Elisabeth Walker-Young

Personal information
- Nationality: Canadian
- Born: Toronto, Ontario, Canada

Sport
- Country: Canada
- Sport: Paralympic swimming
- Disability class: S7
- Retired: 2005

Medal record
Paralympic swimming
Representing Canada
Paralympic Games
| Gold medal – first place | 2000 Sydney | Women's 100m butterfly S8 |
| Gold medal – first place | 2000 Sydney | Women's 200m individual medley SM7 |
| Gold medal – first place | 2000 Sydney | Women's 4x100m medley relay |
| Silver medal – second place | 2004 Athens | Women's 4x100m medley relay |
| Bronze medal – third place | 1996 Atlanta | Women's 100m backstroke S7 |
| Bronze medal – third place | 2004 Athens | Women's 50m butterfly S7 |
World Championships
| Silver medal – second place | 1994 Malta | Women's 50m butterfly S7 |
| Silver medal – second place | 1994 Malta | Women's 200m individual medley SM7 |

= Elisabeth Walker-Young =

Canadian Paralympic swimmer

Elisabeth Walker-Young is a retired Canadian Paralympic swimmer, an assistant chef de mission at the 2012 Summer Paralympics and a former chef de mission for the Canadian team at the 2015 Parapan American Games.
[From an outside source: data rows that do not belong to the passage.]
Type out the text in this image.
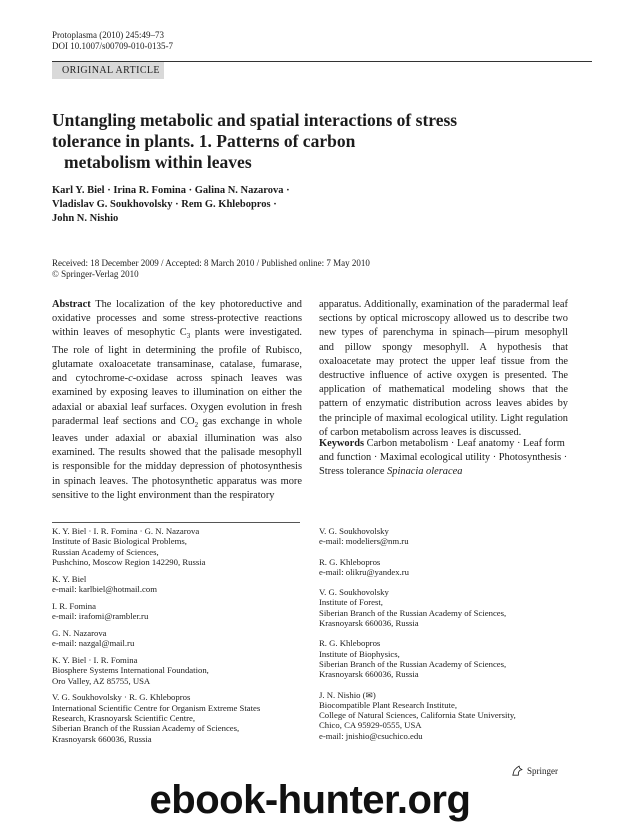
Protoplasma (2010) 245:49–73
DOI 10.1007/s00709-010-0135-7
ORIGINAL ARTICLE
Untangling metabolic and spatial interactions of stress
tolerance in plants. 1. Patterns of carbon
metabolism within leaves
Karl Y. Biel · Irina R. Fomina · Galina N. Nazarova ·
Vladislav G. Soukhovolsky · Rem G. Khlebopros ·
John N. Nishio
Received: 18 December 2009 / Accepted: 8 March 2010 / Published online: 7 May 2010
© Springer-Verlag 2010
Abstract The localization of the key photoreductive and oxidative processes and some stress-protective reactions within leaves of mesophytic $C_3$ plants were investigated. The role of light in determining the profile of Rubisco, glutamate oxaloacetate transaminase, catalase, fumarase, and cytochrome-c-oxidase across spinach leaves was examined by exposing leaves to illumination on either the adaxial or abaxial leaf surfaces. Oxygen evolution in fresh paradermal leaf sections and $CO_2$ gas exchange in whole leaves under adaxial or abaxial illumination was also examined. The results showed that the palisade mesophyll is responsible for the midday depression of photosynthesis in spinach leaves. The photosynthetic apparatus was more sensitive to the light environment than the respiratory
apparatus. Additionally, examination of the paradermal leaf sections by optical microscopy allowed us to describe two new types of parenchyma in spinach—pirum mesophyll and pillow spongy mesophyll. A hypothesis that oxaloacetate may protect the upper leaf tissue from the destructive influence of active oxygen is presented. The application of mathematical modeling shows that the pattern of enzymatic distribution across leaves abides by the principle of maximal ecological utility. Light regulation of carbon metabolism across leaves is discussed.
Keywords Carbon metabolism · Leaf anatomy · Leaf form and function · Maximal ecological utility · Photosynthesis · Stress tolerance Spinacia oleracea
K. Y. Biel · I. R. Fomina · G. N. Nazarova
Institute of Basic Biological Problems,
Russian Academy of Sciences,
Pushchino, Moscow Region 142290, Russia
K. Y. Biel
e-mail: karlbiel@hotmail.com
I. R. Fomina
e-mail: irafomi@rambler.ru
G. N. Nazarova
e-mail: nazgal@mail.ru
K. Y. Biel · I. R. Fomina
Biosphere Systems International Foundation,
Oro Valley, AZ 85755, USA
V. G. Soukhovolsky · R. G. Khlebopros
International Scientific Centre for Organism Extreme States
Research, Krasnoyarsk Scientific Centre,
Siberian Branch of the Russian Academy of Sciences,
Krasnoyarsk 660036, Russia
V. G. Soukhovolsky
e-mail: modeliers@nm.ru
R. G. Khlebopros
e-mail: olikru@yandex.ru
V. G. Soukhovolsky
Institute of Forest,
Siberian Branch of the Russian Academy of Sciences,
Krasnoyarsk 660036, Russia
R. G. Khlebopros
Institute of Biophysics,
Siberian Branch of the Russian Academy of Sciences,
Krasnoyarsk 660036, Russia
J. N. Nishio (✉)
Biocompatible Plant Research Institute,
College of Natural Sciences, California State University,
Chico, CA 95929-0555, USA
e-mail: jnishio@csuchico.edu
Springer
ebook-hunter.org
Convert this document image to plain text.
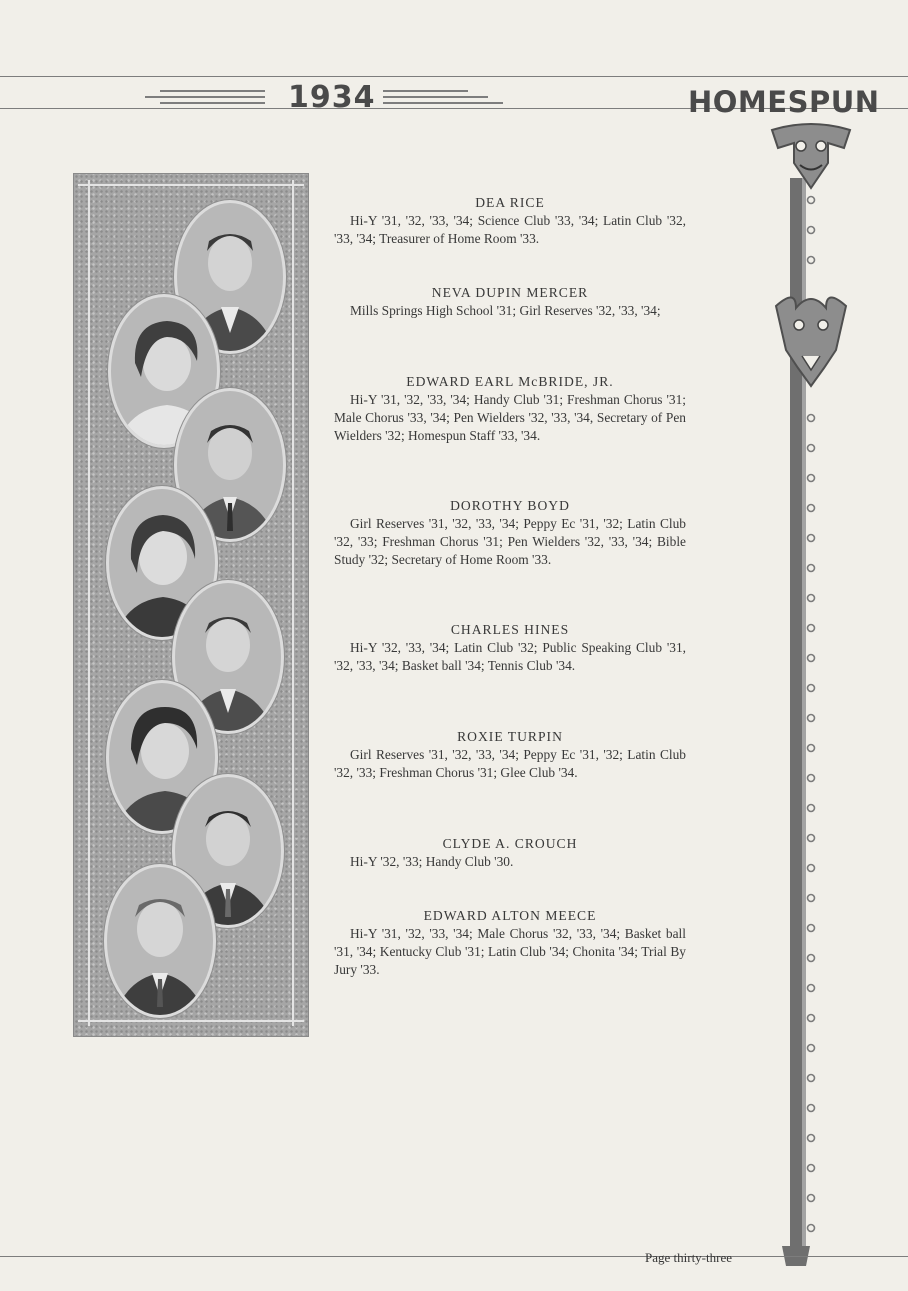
1934	HOMESPUN
DEA RICE
Hi-Y '31, '32, '33, '34; Science Club '33, '34; Latin Club '32, '33, '34; Treasurer of Home Room '33.
NEVA DUPIN MERCER
Mills Springs High School '31; Girl Reserves '32, '33, '34;
EDWARD EARL McBRIDE, JR.
Hi-Y '31, '32, '33, '34; Handy Club '31; Freshman Chorus '31; Male Chorus '33, '34; Pen Wielders '32, '33, '34, Secretary of Pen Wielders '32; Homespun Staff '33, '34.
DOROTHY BOYD
Girl Reserves '31, '32, '33, '34; Peppy Ec '31, '32; Latin Club '32, '33; Freshman Chorus '31; Pen Wielders '32, '33, '34; Bible Study '32; Secretary of Home Room '33.
CHARLES HINES
Hi-Y '32, '33, '34; Latin Club '32; Public Speaking Club '31, '32, '33, '34; Basket ball '34; Tennis Club '34.
ROXIE TURPIN
Girl Reserves '31, '32, '33, '34; Peppy Ec '31, '32; Latin Club '32, '33; Freshman Chorus '31; Glee Club '34.
CLYDE A. CROUCH
Hi-Y '32, '33; Handy Club '30.
EDWARD ALTON MEECE
Hi-Y '31, '32, '33, '34; Male Chorus '32, '33, '34; Basket ball '31, '34; Kentucky Club '31; Latin Club '34; Chonita '34; Trial By Jury '33.
Page thirty-three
She received an Order of Canada in 2018 because of her services to the sport within the Paralympic movement at the age of 41. In 2014, Walker-Young was inducted into the Canadian Disability Hall of Fame.

Walker-Young was born without arms but has some fingers at the end of her arms.
Elizabeth and her twin sister Rebekah were born in Saskatoon. They were adopted. She moved to Toronto, Ontario at a young age. They attended Gabrielle Roy and lived in Toronto Community Housing at Queen and Jones. Elizabeth received support from Easter Seals and was their ambassador as a child. Her sister Rebekah is a childhood leukemia survivor. Elizabeth's mom worked as a crossing guard.